Charter schools have been expanding rapidly in New Jersey in recent years due to strong parental demand. When a student attends a charter school, the education tax dollars follow the student. So good have charter schools performed that even the normally Left-leaning New Jersey Star-Ledger saw fit to chastise the leading Democrat 2017 gubernatorial candidate for his ties to the teachers union and “threat to successful charter schools.” This charter expansion has created a political backlash from the entrenched establishment, led by the teachers union.

As part of that backlash, a group of parents in Red Bank, NJ are demanding that a charter school in their town be closed “because, they argue, it has created the most segregated school district in New Jersey.” According to MaryAnn Spoto, reporting for NJ Advance Media for NJ.com,

The complaint said Red Bank residents spend $2 million annually to fund two public schools – one that is predominantly poor and Hispanic with about 1,400 students and another that is smaller, whiter and wealthier with 200 students.

The Red Bank Charter School opened 28 years ago, approved for 80 students. It then expanded to 162 students and now has applied to double its enrollment. But these parents want it closed.

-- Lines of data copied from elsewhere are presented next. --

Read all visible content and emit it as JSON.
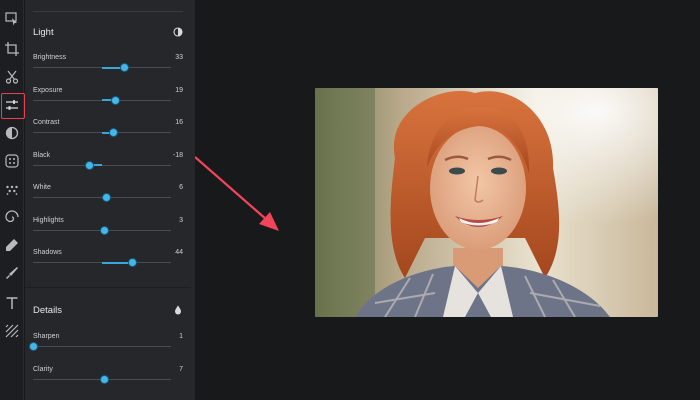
{
  "toolbar": {
    "tools": [
      {
        "name": "select-tool",
        "icon": "cursor-icon"
      },
      {
        "name": "crop-tool",
        "icon": "crop-icon"
      },
      {
        "name": "cut-tool",
        "icon": "scissors-icon"
      },
      {
        "name": "adjust-tool",
        "icon": "sliders-icon",
        "active": true
      },
      {
        "name": "filter-tool",
        "icon": "contrast-circle-icon"
      },
      {
        "name": "effects-tool",
        "icon": "dotted-square-icon"
      },
      {
        "name": "texture-tool",
        "icon": "dots-grid-icon"
      },
      {
        "name": "shape-tool",
        "icon": "spiral-icon"
      },
      {
        "name": "brush-tool",
        "icon": "eraser-icon"
      },
      {
        "name": "retouch-tool",
        "icon": "pen-nib-icon"
      },
      {
        "name": "text-tool",
        "icon": "text-t-icon"
      },
      {
        "name": "pattern-tool",
        "icon": "diagonal-lines-icon"
      }
    ],
    "active_color": "#e8434f"
  },
  "panel": {
    "light": {
      "title": "Light",
      "icon": "half-circle-icon",
      "sliders": [
        {
          "label": "Brightness",
          "value": "33",
          "fraction": 0.665
        },
        {
          "label": "Exposure",
          "value": "19",
          "fraction": 0.595
        },
        {
          "label": "Contrast",
          "value": "16",
          "fraction": 0.58
        },
        {
          "label": "Black",
          "value": "-18",
          "fraction": 0.41
        },
        {
          "label": "White",
          "value": "6",
          "fraction": 0.53
        },
        {
          "label": "Highlights",
          "value": "3",
          "fraction": 0.515
        },
        {
          "label": "Shadows",
          "value": "44",
          "fraction": 0.72
        }
      ]
    },
    "details": {
      "title": "Details",
      "icon": "droplet-icon",
      "sliders": [
        {
          "label": "Sharpen",
          "value": "1",
          "fraction": 0.0
        },
        {
          "label": "Clarity",
          "value": "7",
          "fraction": 0.52
        }
      ]
    },
    "accent_color": "#3aa5d8"
  },
  "canvas": {
    "photo_subject": "smiling red-haired woman in plaid shirt",
    "annotation": "red-arrow"
  }
}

One Red Bank, NJ woman laid out the case against the charter in her town—not being racially and economically balanced enough. In a NJ Star-Ledger guest column, N.J. mom: Why my town’s charter school doesn’t work if you’re poor and brown, Maria De Los Angeles Santamaria Zacarias observes:

The student body of the Red Bank public schools is 81 percent Latino, while at the charter school only 38 percent are Latino. If you look at the composition of the schools from a socio-economic perspective there is a similar disparity. About 89 percent of the children in the Red Bank public schools qualify for free and reduced lunches, an indicator of poverty, while at the charter school only 41 percent do.

I thought charter schools were supposed to reflect the racial, ethnic and socio-economic composition of the town. In Red Bank, this is clearly not the case. The Red Bank Charter School has become a bastion of segregation and privilege.

Only late in the article did Ms. Zacarias get around to addressing educational quality, saying the charter is no better than the traditional public schools, based on the Partnership for Assessment of Readiness for College and Careers (PARCC) test. But that’s a Red Herring. The parents chose the charter, and their judgement trumps Zacarias’ opinions or standardized tests.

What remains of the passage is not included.